Wednesday, February 23, 2011

Problematize -Pillow.

“There's nothing that won't fit under it:
fountains clogged with mud and leaves,
the houses of my childhood.”

This line from the poem “Pillow” troubles me because I cannot figure out what the deeper meaning behind it is.  I’m not the best at deciphering poetry to begin with, so when I read even the slightest abstract poem, I usually don’t understand it at all.  I didn’t even realize until we discussed the poem in class that it talks about when you try to fall asleep, but your mind races like crazy and it just seems impossible to do so –“Voices in the trees, the missing pages of the sea. Everything but sleep.”

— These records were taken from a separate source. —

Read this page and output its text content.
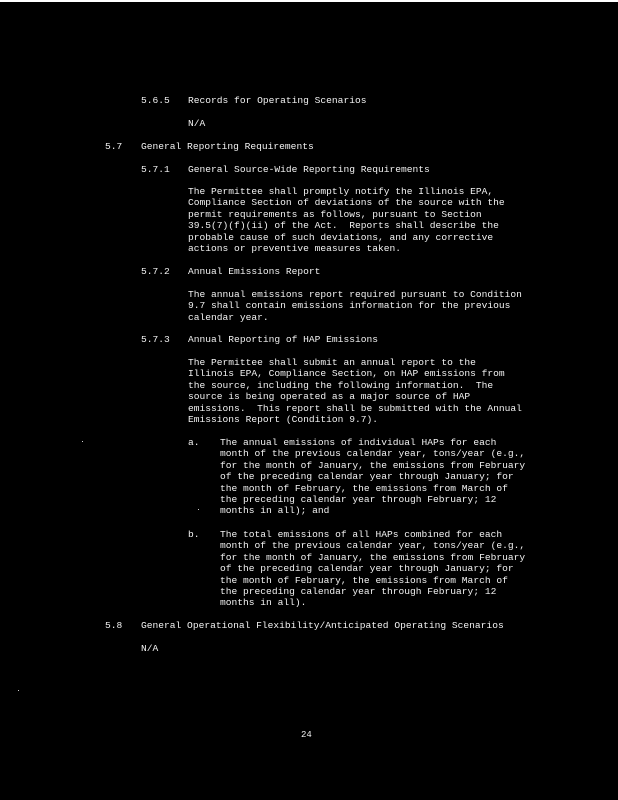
5.6.5 Records for Operating Scenarios
N/A
5.7 General Reporting Requirements
5.7.1 General Source-Wide Reporting Requirements
The Permittee shall promptly notify the Illinois EPA,
Compliance Section of deviations of the source with the
permit requirements as follows, pursuant to Section
39.5(7)(f)(ii) of the Act.  Reports shall describe the
probable cause of such deviations, and any corrective
actions or preventive measures taken.
5.7.2 Annual Emissions Report
The annual emissions report required pursuant to Condition
9.7 shall contain emissions information for the previous
calendar year.
5.7.3 Annual Reporting of HAP Emissions
The Permittee shall submit an annual report to the
Illinois EPA, Compliance Section, on HAP emissions from
the source, including the following information.  The
source is being operated as a major source of HAP
emissions.  This report shall be submitted with the Annual
Emissions Report (Condition 9.7).
a. The annual emissions of individual HAPs for each
month of the previous calendar year, tons/year (e.g.,
for the month of January, the emissions from February
of the preceding calendar year through January; for
the month of February, the emissions from March of
the preceding calendar year through February; 12
months in all); and
b. The total emissions of all HAPs combined for each
month of the previous calendar year, tons/year (e.g.,
for the month of January, the emissions from February
of the preceding calendar year through January; for
the month of February, the emissions from March of
the preceding calendar year through February; 12
months in all).
5.8 General Operational Flexibility/Anticipated Operating Scenarios
N/A
24
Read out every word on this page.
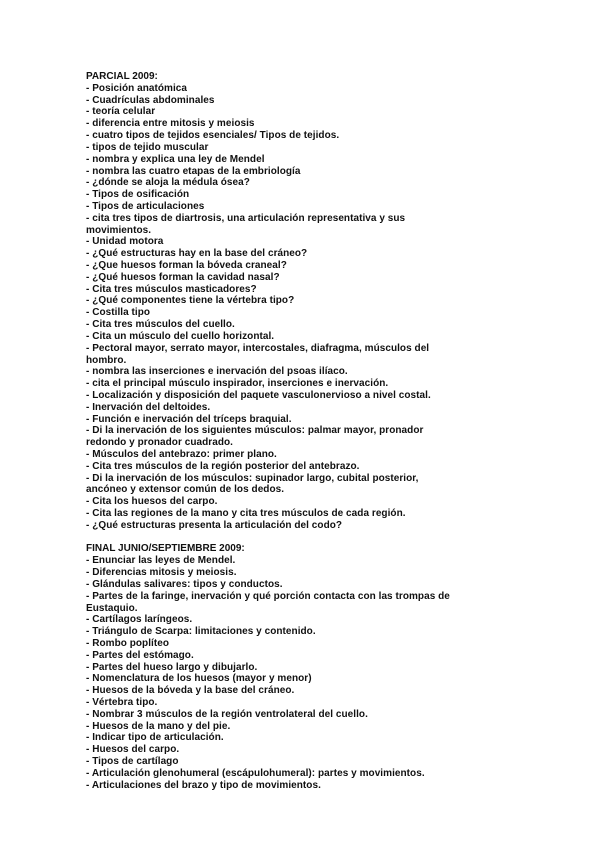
PARCIAL 2009:
- Posición anatómica
- Cuadrículas abdominales
- teoría celular
- diferencia entre mitosis y meiosis
- cuatro tipos de tejidos esenciales/ Tipos de tejidos.
- tipos de tejido muscular
- nombra y explica una ley de Mendel
- nombra las cuatro etapas de la embriología
- ¿dónde se aloja la médula ósea?
- Tipos de osificación
- Tipos de articulaciones
- cita tres tipos de diartrosis, una articulación representativa y sus
movimientos.
- Unidad motora
- ¿Qué estructuras hay en la base del cráneo?
- ¿Que huesos forman la bóveda craneal?
- ¿Qué huesos forman la cavidad nasal?
- Cita tres músculos masticadores?
- ¿Qué componentes tiene la vértebra tipo?
- Costilla tipo
- Cita tres músculos del cuello.
- Cita un músculo del cuello horizontal.
- Pectoral mayor, serrato mayor, intercostales, diafragma, músculos del
hombro.
- nombra las inserciones e inervación del psoas ilíaco.
- cita el principal músculo inspirador, inserciones e inervación.
- Localización y disposición del paquete vasculonervioso a nivel costal.
- Inervación del deltoides.
- Función e inervación del tríceps braquial.
- Di la inervación de los siguientes músculos: palmar mayor, pronador
redondo y pronador cuadrado.
- Músculos del antebrazo: primer plano.
- Cita tres músculos de la región posterior del antebrazo.
- Di la inervación de los músculos: supinador largo, cubital posterior,
ancóneo y extensor común de los dedos.
- Cita los huesos del carpo.
- Cita las regiones de la mano y cita tres músculos de cada región.
- ¿Qué estructuras presenta la articulación del codo?
FINAL JUNIO/SEPTIEMBRE 2009:
- Enunciar las leyes de Mendel.
- Diferencias mitosis y meiosis.
- Glándulas salivares: tipos y conductos.
- Partes de la faringe, inervación y qué porción contacta con las trompas de
Eustaquio.
- Cartílagos laríngeos.
- Triángulo de Scarpa: limitaciones y contenido.
- Rombo poplíteo
- Partes del estómago.
- Partes del hueso largo y dibujarlo.
- Nomenclatura de los huesos (mayor y menor)
- Huesos de la bóveda y la base del cráneo.
- Vértebra tipo.
- Nombrar 3 músculos de la región ventrolateral del cuello.
- Huesos de la mano y del pie.
- Indicar tipo de articulación.
- Huesos del carpo.
- Tipos de cartílago
- Articulación glenohumeral (escápulohumeral): partes y movimientos.
- Articulaciones del brazo y tipo de movimientos.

We learned a bit about Li-Young Lee in class on Tuesday, and it was interesting to see all of the correlations between his past and his writing.  I wonder if “fountains clogged with mud and leaves” could represent steadiness throughout his life.  His biography stated that as a child, he moved around often and his father seemed to have many professions.  Maybe the fountain’s steady stream represents his life and the mud and leaves represent the trials or busyness of his childhood. Or maybe the fountain represents the presence of his father throughout Lee’s childhood.  His biography also stated that his father spent two years in jail because of political reasons.  The “mud and leaves” could represent Lee’s father’s time spent in jail and how that affected the steady presence of a father figure in Lee’s childhood. 

I know for sure if my father had to spend two years in jail for political reasons during my childhood, it would affect my life permanently.  I understand what it means to have faith now, as a 21 year old, but as a child I really didn’t understand what it meant to have faith.  I didn’t understand that all things work together for those that love God and are called according to His purpose.  I would definitely view the absence of my father as a bunch of mud and leaves obstructing the steady flow of the fountain of my youth.  It’s difficult to understand why bad/sad things happen when we’re children.  I believe this “mud and leaves” reference in Lee’s poem has a much deeper meaning than the reader would notice at first glance.  I think Lee put that line in this poem purposefully, and the line is meant to leave some interpretation up to the reader.